Ольга Константиновна горько махнула рукой. Я внимательно посмотрел на нее, она на меня. Женщина глубоко задумалась. Я видел, как подозрение нарастало в ней с каждой минутой. Уж она-то знала свою племянницу!

Леночка влетела с разбегу.

— Ой как я хочу есть! — закричала она еще из передней и осеклась, увидев меня.

Она нисколько не изменилась с того вечера, как я видел ее в ресторане. Та же взбитая прическа, платье рубашечкой, туфельки на каблучках-шпильках.

— Лена, это из угрозыска! — угрюмо сказала Ольга Константиновна.

Я шагнул к растерявшейся девушке.
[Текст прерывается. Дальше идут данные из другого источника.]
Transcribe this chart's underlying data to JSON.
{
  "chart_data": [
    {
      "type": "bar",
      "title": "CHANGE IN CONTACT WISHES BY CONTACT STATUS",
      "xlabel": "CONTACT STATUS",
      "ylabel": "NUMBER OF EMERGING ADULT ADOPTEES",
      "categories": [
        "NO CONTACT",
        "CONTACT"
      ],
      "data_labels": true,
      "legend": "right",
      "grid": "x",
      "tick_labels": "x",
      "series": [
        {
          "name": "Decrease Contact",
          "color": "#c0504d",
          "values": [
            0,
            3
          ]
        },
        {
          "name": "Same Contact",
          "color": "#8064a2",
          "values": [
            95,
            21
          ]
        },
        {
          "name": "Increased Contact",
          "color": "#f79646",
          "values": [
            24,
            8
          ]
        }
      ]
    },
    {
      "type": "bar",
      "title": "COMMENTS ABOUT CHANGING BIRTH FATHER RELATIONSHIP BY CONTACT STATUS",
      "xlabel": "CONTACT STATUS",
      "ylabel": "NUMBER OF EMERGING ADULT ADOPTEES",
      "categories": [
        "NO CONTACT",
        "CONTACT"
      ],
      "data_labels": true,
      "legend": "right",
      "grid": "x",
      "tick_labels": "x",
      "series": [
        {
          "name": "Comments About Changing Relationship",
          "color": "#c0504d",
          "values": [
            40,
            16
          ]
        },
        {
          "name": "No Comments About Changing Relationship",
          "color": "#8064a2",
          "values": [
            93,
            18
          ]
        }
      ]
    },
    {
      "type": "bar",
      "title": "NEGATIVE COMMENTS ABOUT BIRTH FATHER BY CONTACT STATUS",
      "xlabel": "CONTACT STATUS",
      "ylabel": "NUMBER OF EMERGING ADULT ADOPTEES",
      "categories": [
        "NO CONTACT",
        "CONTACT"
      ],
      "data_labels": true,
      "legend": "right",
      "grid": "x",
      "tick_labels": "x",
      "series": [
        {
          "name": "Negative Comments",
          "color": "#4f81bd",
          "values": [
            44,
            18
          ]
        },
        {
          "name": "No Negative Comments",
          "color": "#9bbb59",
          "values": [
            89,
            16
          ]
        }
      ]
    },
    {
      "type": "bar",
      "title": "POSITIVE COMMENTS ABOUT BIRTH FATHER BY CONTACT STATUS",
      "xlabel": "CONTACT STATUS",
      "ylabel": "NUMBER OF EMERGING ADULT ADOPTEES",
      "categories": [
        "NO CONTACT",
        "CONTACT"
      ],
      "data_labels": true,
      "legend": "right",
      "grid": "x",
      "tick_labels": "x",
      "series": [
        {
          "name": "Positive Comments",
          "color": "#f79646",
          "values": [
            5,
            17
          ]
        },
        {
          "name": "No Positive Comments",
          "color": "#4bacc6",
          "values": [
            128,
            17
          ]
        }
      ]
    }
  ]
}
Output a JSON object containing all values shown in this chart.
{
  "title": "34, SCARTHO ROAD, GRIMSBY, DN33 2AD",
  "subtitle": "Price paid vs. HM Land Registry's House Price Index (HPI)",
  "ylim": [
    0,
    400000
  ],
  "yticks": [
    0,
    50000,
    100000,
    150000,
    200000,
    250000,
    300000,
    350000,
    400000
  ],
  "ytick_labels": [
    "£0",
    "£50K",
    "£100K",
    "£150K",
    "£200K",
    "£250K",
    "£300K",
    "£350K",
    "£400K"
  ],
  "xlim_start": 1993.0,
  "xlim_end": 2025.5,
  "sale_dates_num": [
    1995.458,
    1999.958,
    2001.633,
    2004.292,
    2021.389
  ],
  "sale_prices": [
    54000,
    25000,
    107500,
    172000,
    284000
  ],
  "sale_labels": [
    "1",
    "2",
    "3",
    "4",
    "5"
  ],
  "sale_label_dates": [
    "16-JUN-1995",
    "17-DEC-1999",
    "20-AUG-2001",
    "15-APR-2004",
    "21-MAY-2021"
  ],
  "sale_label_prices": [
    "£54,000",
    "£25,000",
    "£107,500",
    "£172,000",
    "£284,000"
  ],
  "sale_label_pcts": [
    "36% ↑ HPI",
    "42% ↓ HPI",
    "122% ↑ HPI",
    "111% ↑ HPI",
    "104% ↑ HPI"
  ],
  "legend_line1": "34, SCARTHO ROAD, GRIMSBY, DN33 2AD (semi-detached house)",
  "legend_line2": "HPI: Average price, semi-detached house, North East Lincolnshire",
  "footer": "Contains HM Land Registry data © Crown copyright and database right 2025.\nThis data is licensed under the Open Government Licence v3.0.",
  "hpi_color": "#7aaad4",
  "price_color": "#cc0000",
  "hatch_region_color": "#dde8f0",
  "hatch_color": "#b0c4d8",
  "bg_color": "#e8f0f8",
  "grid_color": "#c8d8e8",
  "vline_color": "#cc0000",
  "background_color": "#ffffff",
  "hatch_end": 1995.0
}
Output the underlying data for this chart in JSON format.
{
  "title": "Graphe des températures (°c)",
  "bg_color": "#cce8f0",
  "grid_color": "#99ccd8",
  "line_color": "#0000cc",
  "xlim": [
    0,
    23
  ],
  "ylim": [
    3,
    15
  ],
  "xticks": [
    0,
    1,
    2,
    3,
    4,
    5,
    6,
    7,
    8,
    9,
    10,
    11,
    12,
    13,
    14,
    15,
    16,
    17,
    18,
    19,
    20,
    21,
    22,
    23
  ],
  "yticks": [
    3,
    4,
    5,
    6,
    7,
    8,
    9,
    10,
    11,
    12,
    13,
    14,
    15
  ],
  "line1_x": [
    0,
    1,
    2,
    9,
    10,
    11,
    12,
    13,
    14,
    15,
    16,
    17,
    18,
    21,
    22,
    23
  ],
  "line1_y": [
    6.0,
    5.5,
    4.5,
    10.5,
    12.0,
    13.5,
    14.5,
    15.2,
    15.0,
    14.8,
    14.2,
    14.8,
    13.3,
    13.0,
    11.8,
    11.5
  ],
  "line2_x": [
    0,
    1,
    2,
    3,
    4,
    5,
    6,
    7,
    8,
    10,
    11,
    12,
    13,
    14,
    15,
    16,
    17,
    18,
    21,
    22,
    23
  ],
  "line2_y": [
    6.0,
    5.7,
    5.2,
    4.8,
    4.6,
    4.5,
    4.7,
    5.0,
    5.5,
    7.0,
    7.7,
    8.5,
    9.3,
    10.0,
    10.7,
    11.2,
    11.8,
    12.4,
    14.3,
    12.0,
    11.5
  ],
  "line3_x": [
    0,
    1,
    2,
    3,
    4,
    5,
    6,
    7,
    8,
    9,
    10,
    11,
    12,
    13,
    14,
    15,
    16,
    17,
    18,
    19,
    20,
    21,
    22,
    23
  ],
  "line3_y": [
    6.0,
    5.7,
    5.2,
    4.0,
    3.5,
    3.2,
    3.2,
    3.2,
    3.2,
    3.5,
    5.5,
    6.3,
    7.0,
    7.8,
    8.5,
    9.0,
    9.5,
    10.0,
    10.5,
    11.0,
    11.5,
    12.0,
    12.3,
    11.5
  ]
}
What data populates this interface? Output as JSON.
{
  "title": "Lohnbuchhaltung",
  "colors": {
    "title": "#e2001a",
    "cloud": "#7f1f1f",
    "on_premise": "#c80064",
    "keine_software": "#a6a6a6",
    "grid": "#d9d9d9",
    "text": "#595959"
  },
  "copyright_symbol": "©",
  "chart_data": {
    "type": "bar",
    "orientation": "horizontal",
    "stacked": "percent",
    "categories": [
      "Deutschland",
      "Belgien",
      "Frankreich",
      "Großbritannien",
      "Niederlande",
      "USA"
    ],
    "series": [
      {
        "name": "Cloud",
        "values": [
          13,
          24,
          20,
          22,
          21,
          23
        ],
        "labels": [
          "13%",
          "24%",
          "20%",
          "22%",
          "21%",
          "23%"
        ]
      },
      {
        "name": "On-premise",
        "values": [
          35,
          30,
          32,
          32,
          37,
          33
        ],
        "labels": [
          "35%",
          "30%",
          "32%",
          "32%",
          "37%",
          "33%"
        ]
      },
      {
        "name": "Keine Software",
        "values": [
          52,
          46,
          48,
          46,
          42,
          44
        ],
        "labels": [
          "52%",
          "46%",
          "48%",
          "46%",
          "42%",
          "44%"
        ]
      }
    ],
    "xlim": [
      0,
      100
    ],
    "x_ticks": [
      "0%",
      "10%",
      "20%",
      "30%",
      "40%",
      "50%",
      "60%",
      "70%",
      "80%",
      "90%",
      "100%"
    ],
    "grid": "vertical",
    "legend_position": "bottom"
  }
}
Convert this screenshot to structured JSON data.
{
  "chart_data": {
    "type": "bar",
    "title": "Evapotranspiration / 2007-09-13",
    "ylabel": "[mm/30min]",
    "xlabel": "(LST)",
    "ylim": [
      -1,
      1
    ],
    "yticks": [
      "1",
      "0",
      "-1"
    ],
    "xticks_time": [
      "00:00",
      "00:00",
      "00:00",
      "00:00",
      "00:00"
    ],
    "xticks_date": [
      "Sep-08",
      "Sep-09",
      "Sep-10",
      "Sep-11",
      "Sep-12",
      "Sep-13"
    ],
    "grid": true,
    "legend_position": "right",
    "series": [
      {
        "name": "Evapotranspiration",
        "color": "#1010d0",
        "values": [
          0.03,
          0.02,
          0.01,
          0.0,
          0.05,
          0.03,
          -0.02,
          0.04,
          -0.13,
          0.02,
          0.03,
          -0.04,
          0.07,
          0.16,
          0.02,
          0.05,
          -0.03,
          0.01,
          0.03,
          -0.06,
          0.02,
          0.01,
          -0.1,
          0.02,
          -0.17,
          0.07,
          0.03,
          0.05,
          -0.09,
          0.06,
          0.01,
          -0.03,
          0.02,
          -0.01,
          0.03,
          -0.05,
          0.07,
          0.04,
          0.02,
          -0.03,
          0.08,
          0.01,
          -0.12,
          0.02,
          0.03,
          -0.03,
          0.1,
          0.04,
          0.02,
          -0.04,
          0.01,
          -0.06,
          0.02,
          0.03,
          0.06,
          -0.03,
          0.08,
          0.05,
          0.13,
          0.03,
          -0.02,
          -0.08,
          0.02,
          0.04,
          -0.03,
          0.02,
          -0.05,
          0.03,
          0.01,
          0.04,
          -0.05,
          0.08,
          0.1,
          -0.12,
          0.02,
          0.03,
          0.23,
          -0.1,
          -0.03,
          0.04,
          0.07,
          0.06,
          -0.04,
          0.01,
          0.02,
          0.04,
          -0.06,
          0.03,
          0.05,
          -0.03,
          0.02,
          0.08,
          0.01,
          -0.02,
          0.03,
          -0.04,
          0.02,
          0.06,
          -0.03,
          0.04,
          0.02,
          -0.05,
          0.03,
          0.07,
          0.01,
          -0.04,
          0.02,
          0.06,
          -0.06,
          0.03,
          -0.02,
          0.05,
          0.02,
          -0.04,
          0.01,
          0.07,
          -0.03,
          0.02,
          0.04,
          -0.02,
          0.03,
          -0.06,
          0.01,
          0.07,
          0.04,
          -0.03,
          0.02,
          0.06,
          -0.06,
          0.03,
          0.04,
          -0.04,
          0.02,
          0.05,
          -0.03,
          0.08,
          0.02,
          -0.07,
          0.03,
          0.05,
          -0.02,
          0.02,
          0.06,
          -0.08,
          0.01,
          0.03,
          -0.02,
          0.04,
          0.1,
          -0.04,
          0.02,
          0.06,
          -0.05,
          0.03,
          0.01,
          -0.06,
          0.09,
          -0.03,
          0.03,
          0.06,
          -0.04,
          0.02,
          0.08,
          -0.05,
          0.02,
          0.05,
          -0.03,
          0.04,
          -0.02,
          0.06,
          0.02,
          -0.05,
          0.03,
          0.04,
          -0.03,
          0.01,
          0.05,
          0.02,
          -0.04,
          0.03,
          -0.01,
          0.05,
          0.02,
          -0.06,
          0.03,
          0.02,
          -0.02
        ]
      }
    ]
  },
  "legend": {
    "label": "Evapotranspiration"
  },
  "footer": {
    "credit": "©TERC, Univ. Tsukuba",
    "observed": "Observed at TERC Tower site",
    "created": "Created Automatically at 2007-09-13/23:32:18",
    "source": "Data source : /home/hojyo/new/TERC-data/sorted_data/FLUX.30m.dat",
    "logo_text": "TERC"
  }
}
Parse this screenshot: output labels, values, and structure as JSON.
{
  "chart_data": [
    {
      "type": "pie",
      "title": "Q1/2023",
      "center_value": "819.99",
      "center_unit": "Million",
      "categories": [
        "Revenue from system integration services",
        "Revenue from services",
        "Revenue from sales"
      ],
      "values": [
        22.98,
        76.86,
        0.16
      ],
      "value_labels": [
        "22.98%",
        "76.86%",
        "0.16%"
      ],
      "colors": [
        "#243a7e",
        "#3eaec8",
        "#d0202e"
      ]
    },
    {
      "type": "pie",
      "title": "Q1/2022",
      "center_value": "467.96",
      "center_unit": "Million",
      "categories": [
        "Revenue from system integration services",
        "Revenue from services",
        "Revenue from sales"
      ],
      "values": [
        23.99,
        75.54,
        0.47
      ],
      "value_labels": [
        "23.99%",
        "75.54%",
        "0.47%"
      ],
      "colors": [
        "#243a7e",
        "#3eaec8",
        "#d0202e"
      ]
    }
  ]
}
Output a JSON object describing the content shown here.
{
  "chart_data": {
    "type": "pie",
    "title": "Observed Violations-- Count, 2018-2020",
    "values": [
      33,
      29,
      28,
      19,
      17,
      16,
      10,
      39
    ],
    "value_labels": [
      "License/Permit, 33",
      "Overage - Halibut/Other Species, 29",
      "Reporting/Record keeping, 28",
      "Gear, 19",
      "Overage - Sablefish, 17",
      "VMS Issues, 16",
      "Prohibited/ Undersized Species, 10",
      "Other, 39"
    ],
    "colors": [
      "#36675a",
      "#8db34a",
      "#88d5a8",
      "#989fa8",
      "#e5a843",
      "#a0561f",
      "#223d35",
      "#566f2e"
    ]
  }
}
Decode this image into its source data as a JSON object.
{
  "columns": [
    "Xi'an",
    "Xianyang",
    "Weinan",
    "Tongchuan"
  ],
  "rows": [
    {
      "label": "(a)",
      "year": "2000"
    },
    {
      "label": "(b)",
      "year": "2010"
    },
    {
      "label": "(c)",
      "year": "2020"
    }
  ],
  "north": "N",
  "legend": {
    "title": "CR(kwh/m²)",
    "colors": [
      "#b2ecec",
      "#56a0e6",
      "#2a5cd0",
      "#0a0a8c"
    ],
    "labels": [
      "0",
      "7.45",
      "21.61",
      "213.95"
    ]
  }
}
Надо было не дать ей опомниться.

— Как вам не стыдно! — накинулся я на нее. — Оболгать честных людей! Почему вы не признались во всем Ольге Константиновне, если уж так боялись Жоры Великолепного? Тетя вас воспитала, а вы отплатили ей злом. Не смейте отпираться, милиции все известно. Нашли себе компанию: воры, тунеядцы, преступники! Где остальные вещи, ну? Вот получите десять лет тюрьмы!

Леночка схватилась за голову, рот ее некрасиво перекосился, она заплакала.

— Я не виновата! Неужели меня посадят в тюрьму? Меня заставили"! Что я могла сделать?

— Где вещи? — басом спросила тетка.

— Они все себе взяли. Не знаю. Ой! Ой! Мне дали сто рублей, и все, тетечка! Я же, правда, ничего больше не знаю.

Тетя начала с того, что закатила ей оглушительную пощечину. Я поспешно смылся. Отнюдь не собирался заступаться за эту девицу. Хорошая порка ей безусловно необходима.

Из первой телефонной будки я позвонил Анатолию Романовичу, рассказал последние новости и посоветовал нагрянуть немедля, пока Леночка в растерзанных чувствах. Он очень обрадовался. Сказал, что сделает это немедля.

Чтобы больше не упоминать об этой самой Леночке, скажу здесь. Конечно, она дала все показания, которые потребовались. Когда ее спросили (мне рассказывал потом Семенов): «А вам не жаль было этих двух ни в чем не повинных парней?», Леночка ответила: *Ни капельки. Я же их не знаю!»

Откуда этот цинизм у девятнадцатилетней девушки? Вы скажете: влияние Великолепного. Но что заставило ее общаться с подобными грязными типами? Ведь для ребенка было ясно, что это растленный негодяй. Неужели ей так был нужен- ресторан, куда он ее водил? Не понимаю.